Somewhat related to the humility is consideration of the value of our contributions.  We live in a world that is driven by money.  Or if not money, at least the accumulation of some currency that can be used to acquire the necessities of life.  In saying that I am not necessarily referring to the accumulation of wealth.  Unfortunately, sustaining a flow of some type of trade-able currency is necessary to sustaining a flow of food, clothing, shelter, and other basic needs of life.  One might argue over how much is enough, but the need cannot be denied.  The accumulation of knowledge and the process of discovery and invention has been one of the ways that our culture has evolved to create that currency.  In order to guarantee the ongoing flow of that currency, there are advantages to being first and legal protections have been created for those who are first.  It takes a great deal of tolerance for sacrifice to give away that culturally evolved currency.  It is my observation that most of those who are proponents of openness are also in positions of relative security when it comes to the flow of currency.  They are in relatively safe in their positions funded by governments, enjoy the benefits of tenure, or are already independently wealthy (at least to the extent that they feel the need).  I wonder how their zeal for openness might be tempered if they were in a position earlier in their career or profession?

In making the last observation I do not mean to imply that the security of tenure, independent wealth, or nature of employment are the reasons for espousing the benefits of openness.  I also do not mean to imply that this conversation is about greed and wealth.  The motivations are varied and most who desire openness, particularly where it comes to education and revealing knowledge, are genuinely interested in expanding the opportunities of learning to everyone, without regard for their ability to pay. 
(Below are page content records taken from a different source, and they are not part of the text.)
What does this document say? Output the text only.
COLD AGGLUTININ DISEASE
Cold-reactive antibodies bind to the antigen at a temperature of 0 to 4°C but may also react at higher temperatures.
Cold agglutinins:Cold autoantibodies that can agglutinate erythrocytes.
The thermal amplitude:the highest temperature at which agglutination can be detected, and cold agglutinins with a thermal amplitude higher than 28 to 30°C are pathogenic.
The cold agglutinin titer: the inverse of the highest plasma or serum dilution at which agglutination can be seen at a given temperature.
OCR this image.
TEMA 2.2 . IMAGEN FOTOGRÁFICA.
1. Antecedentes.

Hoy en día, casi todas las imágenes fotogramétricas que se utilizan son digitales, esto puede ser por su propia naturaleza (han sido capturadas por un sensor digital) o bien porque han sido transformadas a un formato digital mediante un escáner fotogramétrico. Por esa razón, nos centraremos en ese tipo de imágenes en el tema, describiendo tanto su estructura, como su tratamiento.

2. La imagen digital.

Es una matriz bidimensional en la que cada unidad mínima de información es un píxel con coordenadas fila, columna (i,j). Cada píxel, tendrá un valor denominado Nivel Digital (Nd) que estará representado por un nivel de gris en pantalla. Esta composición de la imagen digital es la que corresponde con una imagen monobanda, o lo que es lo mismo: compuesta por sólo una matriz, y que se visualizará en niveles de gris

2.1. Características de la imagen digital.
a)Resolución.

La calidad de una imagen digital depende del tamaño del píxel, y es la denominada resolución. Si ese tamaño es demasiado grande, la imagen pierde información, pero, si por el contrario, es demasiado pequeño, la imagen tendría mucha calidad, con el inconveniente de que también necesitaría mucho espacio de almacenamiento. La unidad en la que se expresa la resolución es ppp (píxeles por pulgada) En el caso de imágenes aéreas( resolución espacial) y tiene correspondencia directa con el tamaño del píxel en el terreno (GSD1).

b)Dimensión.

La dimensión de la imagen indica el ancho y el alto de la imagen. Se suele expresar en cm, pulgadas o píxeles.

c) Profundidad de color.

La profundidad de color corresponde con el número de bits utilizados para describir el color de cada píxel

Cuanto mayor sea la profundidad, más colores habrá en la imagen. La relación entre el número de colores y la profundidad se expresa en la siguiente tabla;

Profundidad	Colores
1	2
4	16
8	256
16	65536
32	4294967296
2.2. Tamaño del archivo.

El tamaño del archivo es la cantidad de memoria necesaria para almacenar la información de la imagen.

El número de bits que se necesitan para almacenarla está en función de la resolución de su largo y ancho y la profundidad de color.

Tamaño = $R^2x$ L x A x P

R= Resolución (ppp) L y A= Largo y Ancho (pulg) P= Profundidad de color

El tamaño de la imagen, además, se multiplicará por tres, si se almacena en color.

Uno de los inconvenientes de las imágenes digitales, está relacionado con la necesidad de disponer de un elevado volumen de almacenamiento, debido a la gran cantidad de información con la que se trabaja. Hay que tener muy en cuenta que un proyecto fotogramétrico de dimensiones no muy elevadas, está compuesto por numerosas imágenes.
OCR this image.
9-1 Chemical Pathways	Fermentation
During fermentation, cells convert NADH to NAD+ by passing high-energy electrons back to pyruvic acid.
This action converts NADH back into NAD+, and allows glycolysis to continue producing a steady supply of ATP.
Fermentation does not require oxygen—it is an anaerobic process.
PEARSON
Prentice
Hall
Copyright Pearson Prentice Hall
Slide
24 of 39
But openness has to deal with these cultural evolutions related to currency and protection of invention as it moves forward.  There needs to be adequate consideration of the sense of personal security that researchers and discoverers must wrestle with, particularly when out society rewards original research, discovery, and entrepreneurial in academia and business.  I think we all need to be mindful of the issue that arose when Stallman began to drive people away by his approach to those struggling with open software in the early years of GNU.  Sometimes our zeal can create a sense of judging the poor motives of others that cause them to misunderstand the benefits of openness and result in a hardening against it.  That is no way to help others overcome the societal insecurity when a valuable asset is created or discovered by them and then freely given away.  Whether this is right or not is not the issue.  The issue is that there is an issue.  And we must deal with these cultural and personal motivations and rewards for openness to be accepted as the standard way of generating and sharing knowledge.


  1. "Openness has to deal with these cultural evolutions related to currency and protection of invention as it moves forward." I couldn't agree more.

    I think that your earlier observations is also critically important, but I think you might be looking at the relation backward:

    "It is my observation that most of those who are proponents of openness are also in positions of relative security when it comes to the flow of currency. They are in relatively safe in their positions funded by governments, enjoy the benefits of tenure, or are already independently wealthy."

    I think that once one reaches a state of modest security it becomes a moral obligation for them to become more open, working to lift and bless the lives of others, doing what they can to help them achieve similar security. I am a firm believer that one of the primary reasons God blesses us with security is to enable us to be more useful to our brothers and sisters, and I think there is a specific application here.

    1. David,

      I agree that there is an element of cart and horse or chicken or egg here. The fact is that there are those who still monetize knowledge and see some threat towards sharing until they have reached a reasonable point of exploitation. Once they have seen the fruits of their labors in discovery, they are perfectly fine with setting another place at the table.